Terá sido simples coincidência ou a lenda do tal rei que viveu e foi preso junto a este largo, tem origem noutros factos históricos mais antigos, que se desconhecem? O que é certo é que só a partir dos princípios do séc. XVIII se começou a urbanizar as áreas a nascente e norte deste largo.
Leandro Miguel dos Santos
"Toponímia Histórica da Vila da Ericeira"
(foto de João B.)

Malha urbana até ao séc. XVIII (3)

Largo do Oitão

Correspondia este pequeno largo ao actual topónimo Jaime d'Oliveira Lobo e Silva. Como o topónimo deixa compreender (significa parte lateral de um edifício), esta área teria sido durante bastante tempo, uma parte dos limites da Ericeira. Através de várias pesquisas que temos feito sobre a urbanização antiga da Ericeira, chegámos à conclusão que tanto para nascente como principalmente para norte deste largo, não houve muita urbanização até ao séc. XVIII.

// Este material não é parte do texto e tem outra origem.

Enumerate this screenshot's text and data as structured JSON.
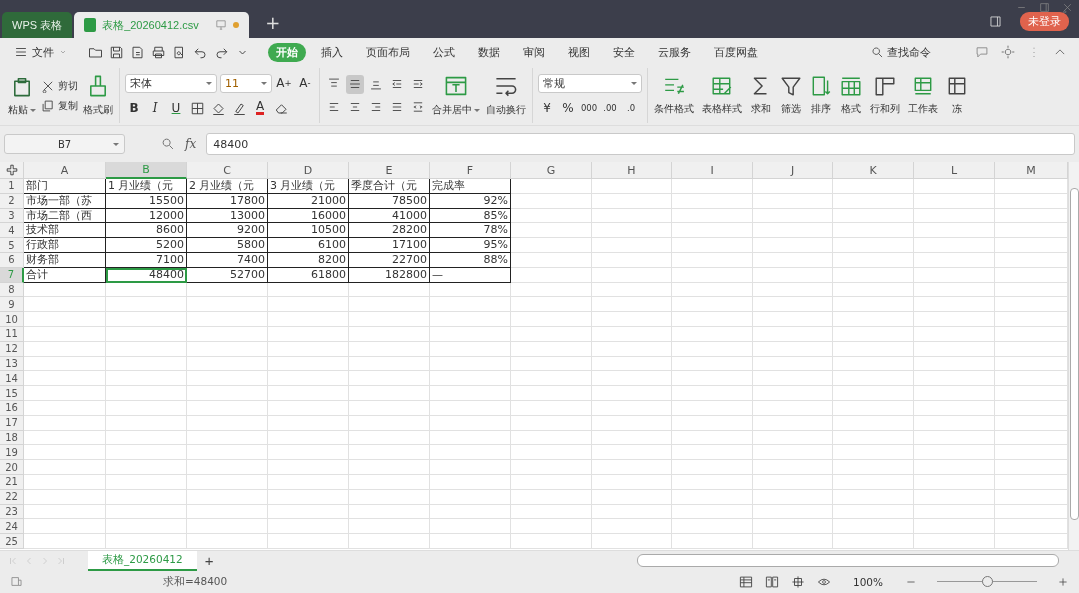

Este facto não é muito explicável, se bem que Jaime Lobo nos tenha deixado escrito o seguinte motivo histórico: "Nos princípios do séc. XVIII havia na Ericeira junto ao largo do Oitão um chão salgado do qual se dizia, naquele tempo, que ali estivera construída uma casa que servira de residência a um rei que fora preso e que aquele chão fora salgado para nunca mais ali se poder edificar. E, pedindo alguns moradores licença à Câmara para ali edificarem casas, houve dúvidas sobre a concessão de tais licenças. Os requerentes recorreram ao conde donatário que mandou a Câmara que o informasse acerca do assunto e se havia algum impedimento.
A Câmara informou que, dos seus arquivos nada constava, pelo que foram concedidas as licenças.

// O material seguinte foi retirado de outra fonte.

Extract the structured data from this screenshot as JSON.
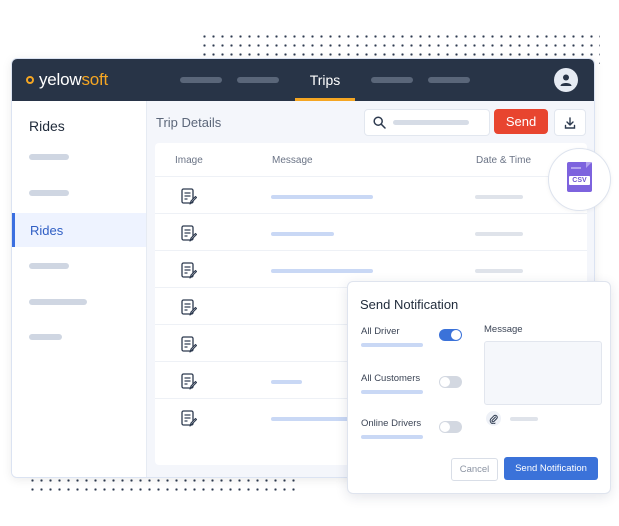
{
  "app": {
    "logo_part1": "yelow",
    "logo_part2": "soft"
  },
  "nav": {
    "active_tab": "Trips"
  },
  "sidebar": {
    "title": "Rides",
    "active_item": "Rides"
  },
  "main": {
    "title": "Trip Details",
    "send_label": "Send",
    "columns": {
      "image": "Image",
      "message": "Message",
      "date": "Date & Time"
    },
    "csv_label": "CSV"
  },
  "notification": {
    "title": "Send Notification",
    "options": [
      {
        "label": "All Driver",
        "enabled": true
      },
      {
        "label": "All Customers",
        "enabled": false
      },
      {
        "label": "Online Drivers",
        "enabled": false
      }
    ],
    "message_label": "Message",
    "cancel_label": "Cancel",
    "send_label": "Send Notification"
  },
  "colors": {
    "navbar": "#283447",
    "brand": "#f5a623",
    "send": "#e8452f",
    "primary": "#3b72d9",
    "csv": "#7d63de"
  },
  "icons": [
    "user-icon",
    "search-icon",
    "download-icon",
    "document-edit-icon",
    "csv-file-icon",
    "paperclip-icon"
  ]
}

Também se dizia que naquele chão salgado, estivera construída uma casa que servira de moradia aos capitães que vieram com o exército que a Inglaterra mandara em auxílio de D. António Prior do Crato. Mas um dos requerentes informou o conde donatário de que o exército inglês não havia desembarcado na Ericeira mas sim em Peniche, onde seguira para Torres Vedras e dali para Lisboa, sem ter passado pelas povoações da beira-mar.
Apesar do exército inglês não ter passado pela Ericeira, isso não invalida a lenda do tal rei que fora preso. Esta lenda deveria ter existido fortemente enraizada no povo. Todas as lendas têm alguma verdade, apesar de, lendas que são, não poderem ser comprovadas.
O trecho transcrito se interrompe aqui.